I bought low, sold high, and still lost a small fortune, yet I made out like a bandit compared with the people who bought my home, who were stuck with even higher monthly payments, taxes, property insurance, title insurance, and utilities, yet now own a home that is worth less than half what they paid for it. Ouch! That is very bad news for them, but if they could sell (or just walk away from their mortgage), the good news is that they could buy a comparable home for less than half what they paid for that one. That means significantly lower monthly payments, taxes, and insurance.
The morality of walking away from your mortgage
A scholar of behavioral economics and the law said, “Wall Street gets to maximize profits and minimize losses irrespective of concerns about morality, while Main Street is told to keep their promises.”
What would happen if home prices really fell?
If home prices fell precipitously (say, the average home cost $5000), almost everyone could live where they wanted: perhaps closer to work, perhaps in an area of breathtaking natural beauty, or perhaps in a warmer region during the winter. Taxes, insurance, and the myriad other expenses of home ownership would magnify the savings so most people could work much less without compromising their lifestyles.
How about living in this home? :-)
Realistically, home prices will likely always be so high they will remain the major stumbling block that stands between people and their desire to live good lives without working like slaves. Is there a way to avoid this impediment that doesn't require pixie dust or winning the lottery?
Yes. As I proved in Microhome Living, even in good times, the economics of traditional home ownership are such that buying a home is equivalent to putting a chain around your ankle and dooming yourself to spend much more of your life working than having fun. In our eagerness to acquire stuff, we often sentence ourselves to lives in which we have little free time to enjoy those things, not to mention what is even more important: our friends and families.
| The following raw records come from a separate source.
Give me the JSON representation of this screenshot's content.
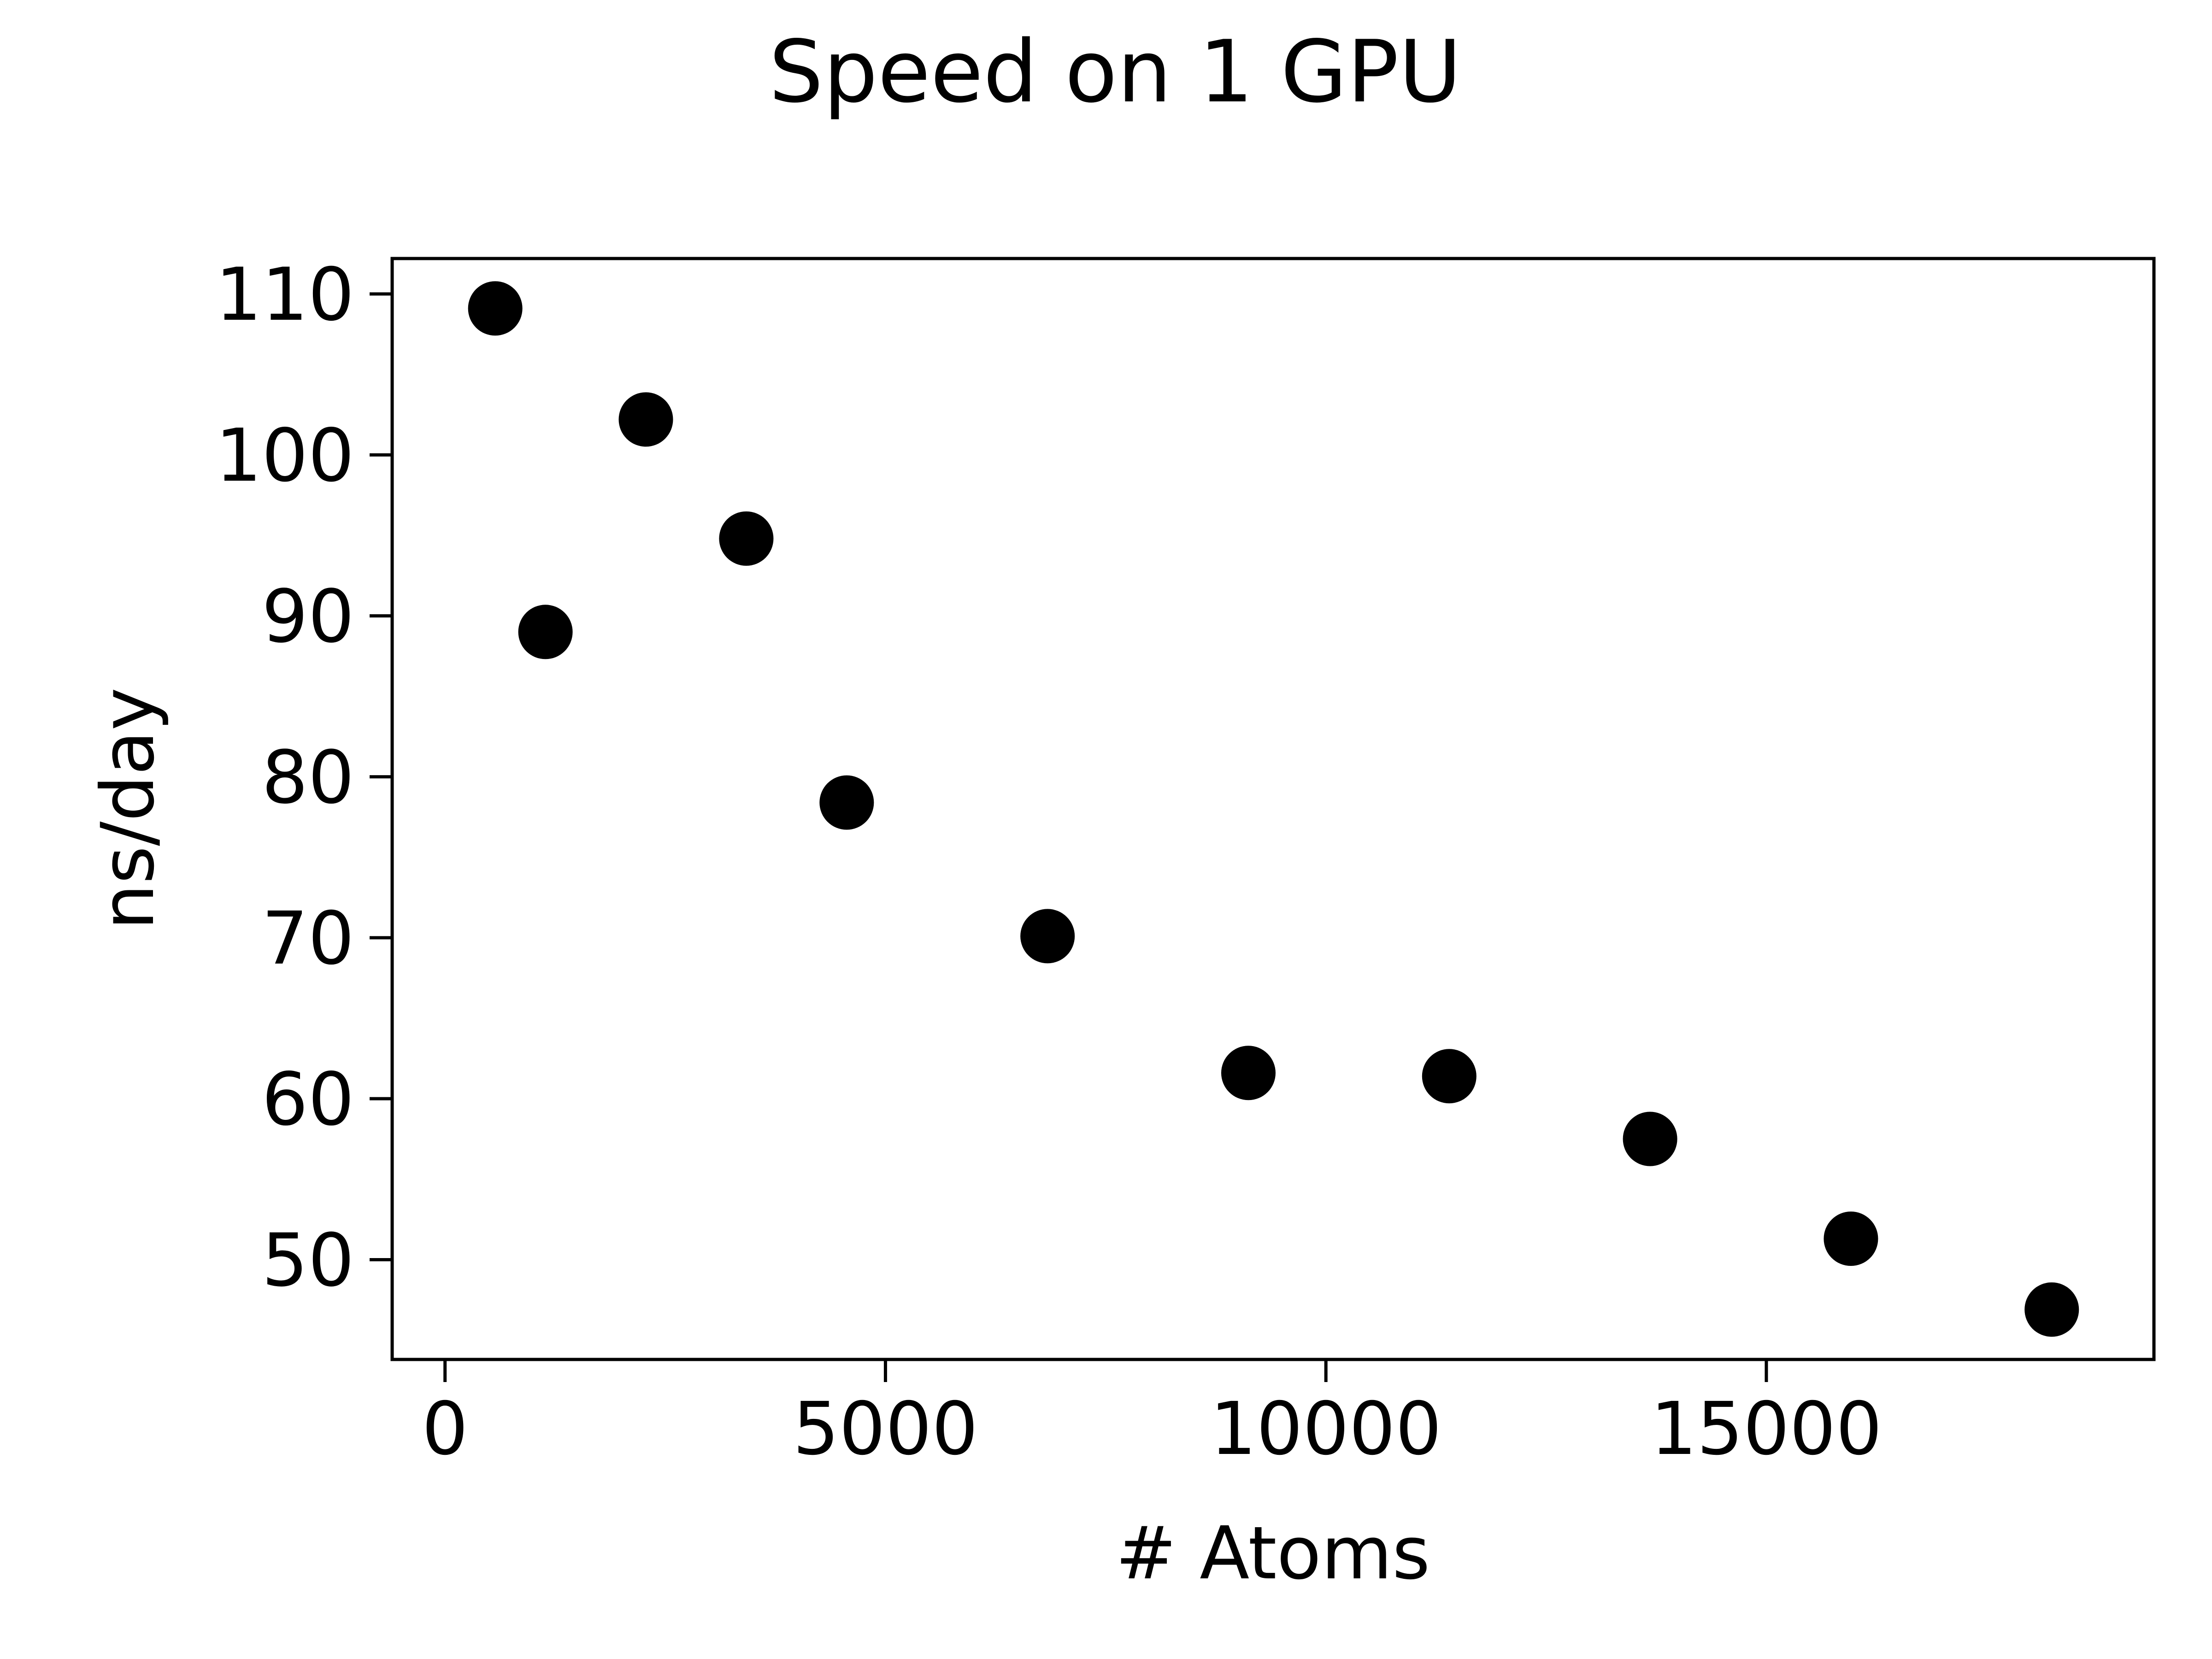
{
  "chart_data": {
    "type": "scatter",
    "title": "Speed on 1 GPU",
    "xlabel": "# Atoms",
    "ylabel": "ns/day",
    "xlim": [
      -600,
      19400
    ],
    "ylim": [
      43.8,
      112.2
    ],
    "xticks": [
      0,
      5000,
      10000,
      15000
    ],
    "xtick_labels": [
      "0",
      "5000",
      "10000",
      "15000"
    ],
    "yticks": [
      50,
      60,
      70,
      80,
      90,
      100,
      110
    ],
    "ytick_labels": [
      "50",
      "60",
      "70",
      "80",
      "90",
      "100",
      "110"
    ],
    "grid": false,
    "marker_color": "#000000",
    "series": [
      {
        "x": [
          570,
          1140,
          2280,
          3420,
          4560,
          6840,
          9120,
          11400,
          13680,
          15960,
          18240
        ],
        "y": [
          109.1,
          89.0,
          102.2,
          94.8,
          78.4,
          70.1,
          61.6,
          61.4,
          57.5,
          51.3,
          46.9
        ]
      }
    ]
  }
}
Every great crisis is potentially a great opportunity to rethink if we're on the right track, but too many folks are too eager to have everything return to the way it was a few years ago. My advice is to read my Microhome Living book, then put your feet up and really think about the lifestyle that would make you happiest.
Selling a microhome that you built is almost guaranteed to reap a true profit (not an illusory one), so for the millions of people out of work, wondering what to do, I suggest thinking outside the box. Owning a microhome triggers savings that snowball, yielding surprising benefits.
You can work your fingers to the bone as most people do, but will that truly make you happy? I live near an upscale yuppie town filled with lots of stuff and many homes that make McMansions seem shabby, yet when I go to town, I rarely see people smiling or looking happy and content, nor did I see any more joy before the bubble burst.
I discovered various ways to naturally boost happiness. Coupled with my microhome living concept, people could have more fun than they ever imagined. Why not break free from the lifestyle inertia set down by prior generations that set out a path that leads few people to where they want to go? Why not instead think for yourself?